Highest Common Factor of 7037, 1458 using Euclid's algorithm
Created By : Jatin Gogia
Reviewed By : Rajasekhar Valipishetty
Last Updated : Apr 06, 2023
HCF Calculator using the Euclid Division Algorithm helps you to find the Highest common factor (HCF) easily for 7037, 1458 i.e. 1 the largest integer that leaves a remainder zero for all numbers.
HCF of 7037, 1458 is 1 the largest number which exactly divides all the numbers i.e. where the remainder is zero.

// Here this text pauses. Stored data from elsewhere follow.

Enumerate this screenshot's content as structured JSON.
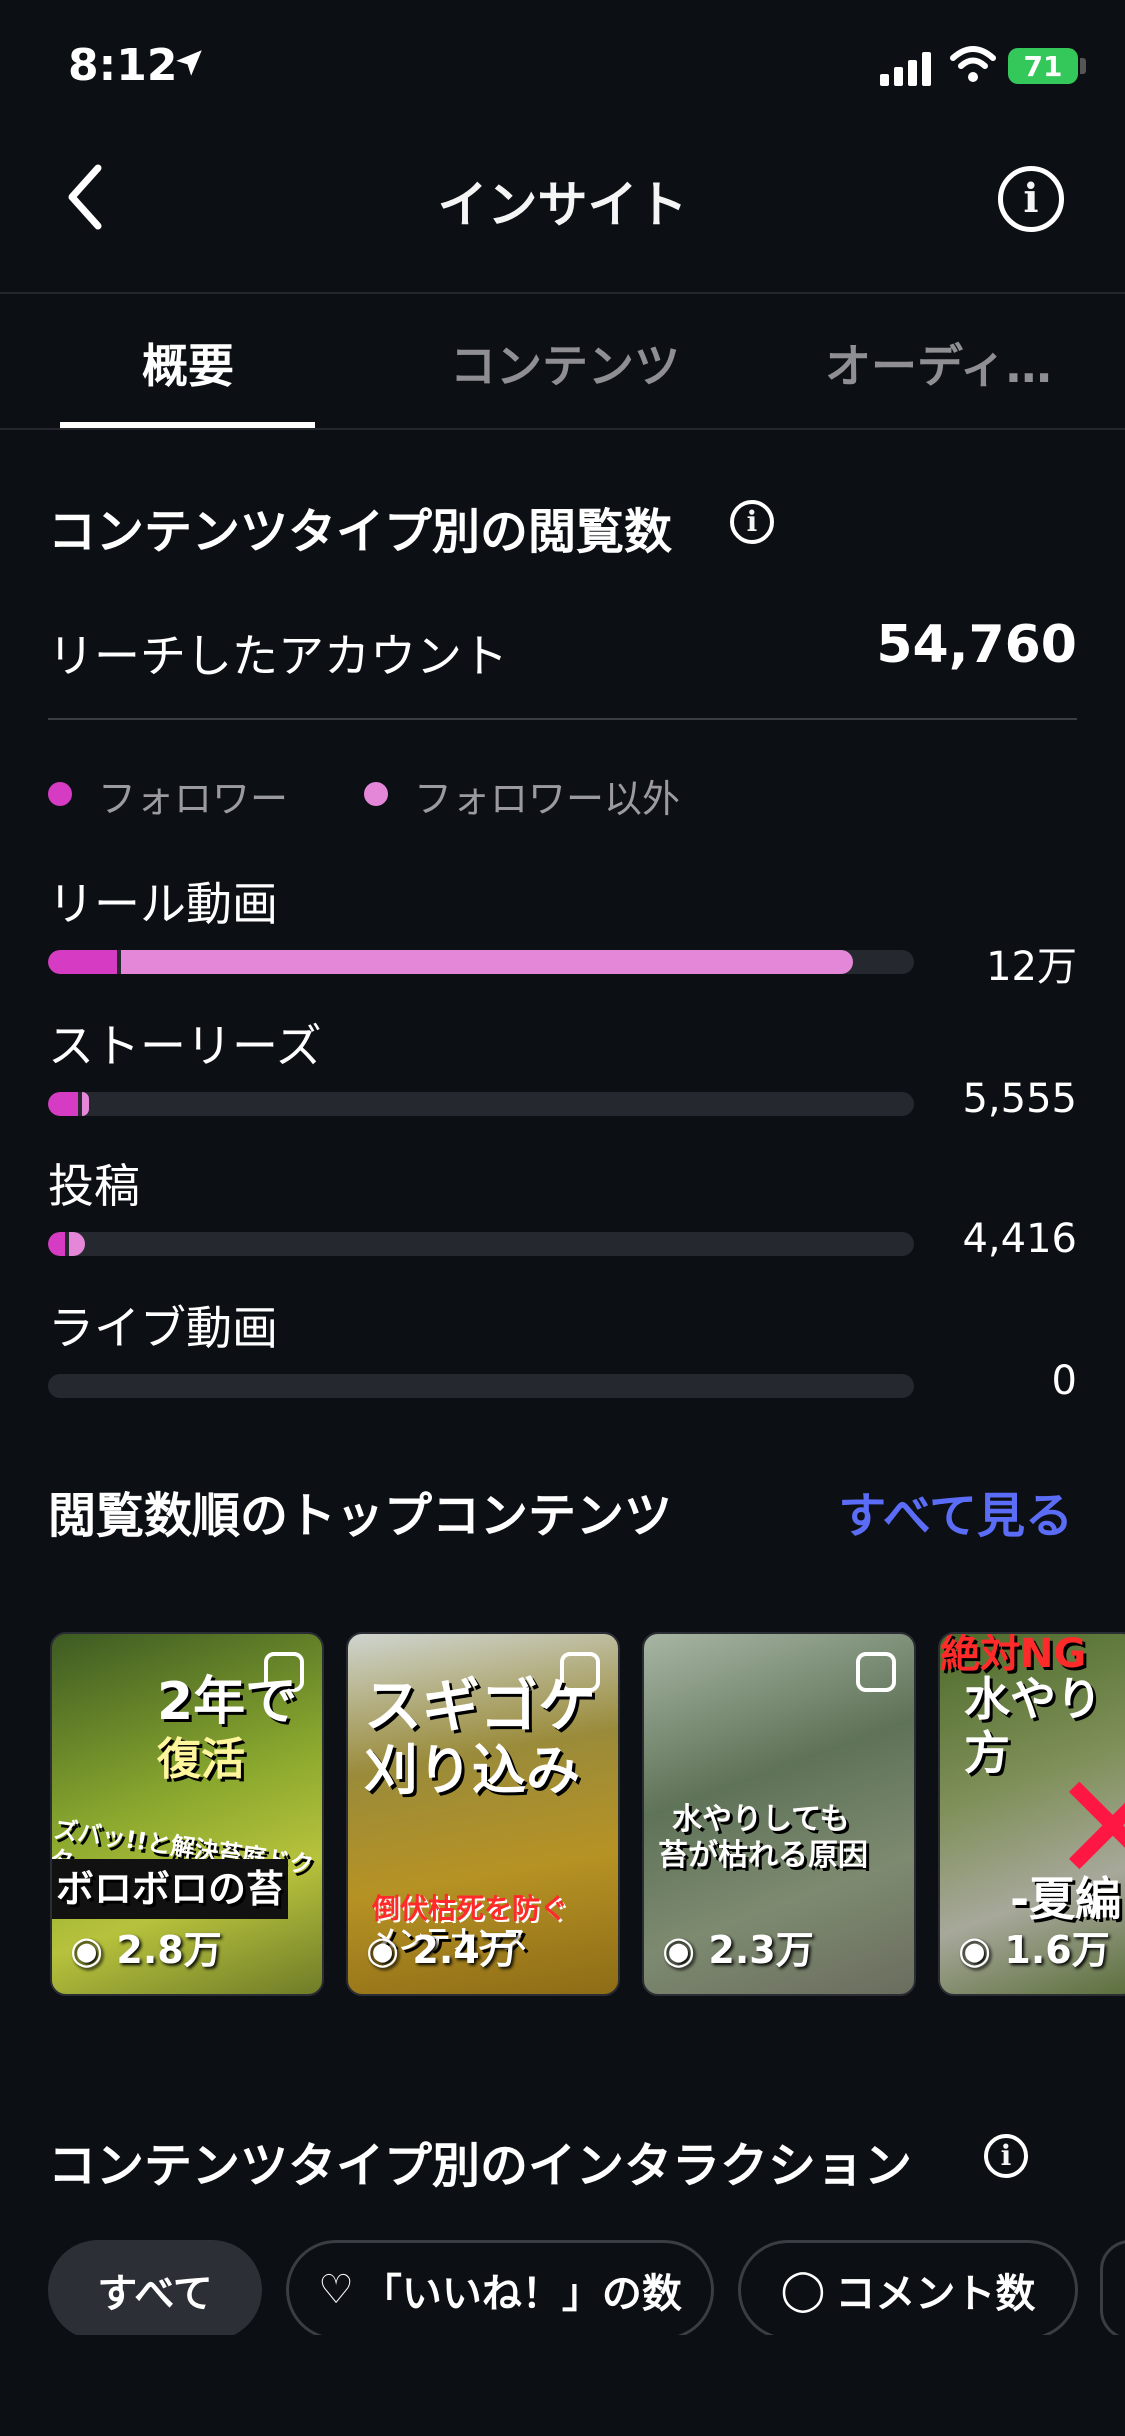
{
  "status": {
    "time": "8:12",
    "battery": "71"
  },
  "header": {
    "title": "インサイト"
  },
  "tabs": [
    {
      "label": "概要"
    },
    {
      "label": "コンテンツ"
    },
    {
      "label": "オーディ…"
    }
  ],
  "views_section": {
    "title": "コンテンツタイプ別の閲覧数",
    "reach_label": "リーチしたアカウント",
    "reach_value": "54,760",
    "legend": [
      {
        "label": "フォロワー",
        "color": "#d63cc3"
      },
      {
        "label": "フォロワー以外",
        "color": "#e487d9"
      }
    ],
    "categories": [
      {
        "label": "リール動画",
        "value": "12万",
        "follower_frac": 0.08,
        "nonfollower_frac": 0.845
      },
      {
        "label": "ストーリーズ",
        "value": "5,555",
        "follower_frac": 0.035,
        "nonfollower_frac": 0.008
      },
      {
        "label": "投稿",
        "value": "4,416",
        "follower_frac": 0.02,
        "nonfollower_frac": 0.018
      },
      {
        "label": "ライブ動画",
        "value": "0",
        "follower_frac": 0,
        "nonfollower_frac": 0
      }
    ]
  },
  "top_content": {
    "title": "閲覧数順のトップコンテンツ",
    "see_all": "すべて見る",
    "items": [
      {
        "caption_top": "2年で",
        "caption_mid": "復活",
        "caption_small": "ズバッ!!と解決苔庭ドクター",
        "caption_bottom": "ボロボロの苔",
        "views": "2.8万"
      },
      {
        "caption_top": "スギゴケ",
        "caption_mid": "刈り込み",
        "caption_small": "倒伏枯死を防ぐ",
        "caption_bottom": "メンテナンス",
        "views": "2.4万"
      },
      {
        "caption_top": "水やりしても",
        "caption_mid": "苔が枯れる原因",
        "views": "2.3万"
      },
      {
        "caption_top": "絶対NG",
        "caption_mid": "水やり方",
        "caption_bottom": "-夏編",
        "views": "1.6万"
      }
    ]
  },
  "interaction_section": {
    "title": "コンテンツタイプ別のインタラクション",
    "chips": [
      {
        "label": "すべて"
      },
      {
        "label": "「いいね！」の数"
      },
      {
        "label": "コメント数"
      }
    ]
  }
}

Let us get into the working of this example.
Consider we have numbers 7037, 1458 and we need to find the HCF of these numbers. To do so, we need to choose the largest integer first and then as per Euclid's Division Lemma a = bq + r where 0 ≤ r ≤ b
Highest common factor (HCF) of 7037, 1458 is 1.
HCF(7037, 1458) = 1
HCF of 7037, 1458 using Euclid's algorithm
Highest common factor or Highest common divisor (hcd) can be calculated by Euclid's algotithm.
Highest common factor (HCF) of 7037, 1458 is 1.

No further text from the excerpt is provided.